Was I glad to see the dialogue happening? Yes.

Did I wonder at how any of us can even hear it anymore with so many other needs, none necessarily more important than the other, calling out to us? Absolutely.

I think that many times we tune out not because we don't care,  but because we already feel defeated. And truly, if we really are engaged with an enemy, why wouldn't he want us to feel that way?

When Nehemiah and his workers began to repair Jerusalem's crumbling wall of protection, it was the abundance of rubble and the voices of their opposition telling them that their effort would have no impact that almost caused their strength to give out.

Everywhere they looked, need was all that they could see.
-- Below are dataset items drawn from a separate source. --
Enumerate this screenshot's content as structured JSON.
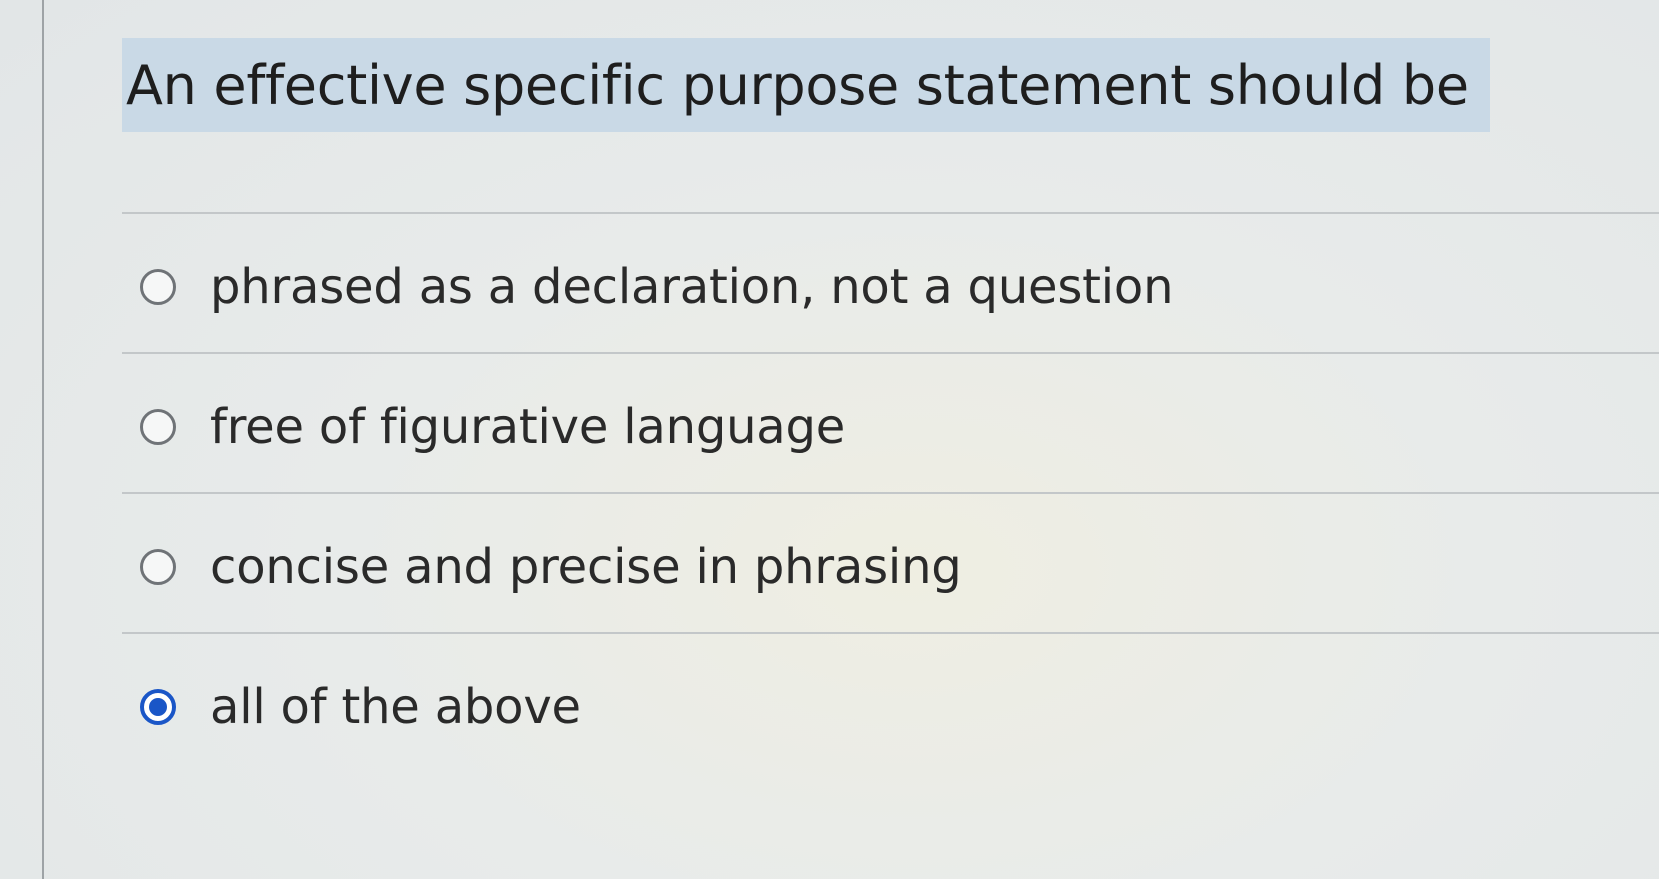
{
  "question": {
    "text": "An effective specific purpose statement should be"
  },
  "options": [
    {
      "label": "phrased as a declaration, not a question",
      "selected": false
    },
    {
      "label": "free of figurative language",
      "selected": false
    },
    {
      "label": "concise and precise in phrasing",
      "selected": false
    },
    {
      "label": "all of the above",
      "selected": true
    }
  ],
  "colors": {
    "question_highlight": "#c9d9e6",
    "radio_selected": "#1a56c7",
    "radio_border": "#6f7377",
    "divider": "#c3c7c9"
  },
  "icons": {
    "radio_unselected": "radio-empty-icon",
    "radio_selected": "radio-filled-icon"
  }
}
They had to have thought to themselves where do we even begin? They wanted to walk away from the mess to protect themselves.

It wasn't until they remembered who God was that they were steadied.

No one worker was was expected to rebuild the entire wall, but they did each have a valuable piece of the whole to guard, just like you and I do.

We are finite.

We can't do everything, but God is infinite and he fights for us. I'm choosing to write for Exodus Road because I don't want to allow the rubble to obscure his invitation.

I hope you'll join me here to learn more about their work, but most importantly, I want to encourage you not to grow weary in doing well.

 God is still doing very good things.


  1. From one mail stuffer to another, I <3 this post. P.s. I love the fight for justice and missions. Keep spreading the word. I so needed to read this today.

  2. I'm so glad that this encouraged you. I needed it, too. Thank you for blessing me with your comment.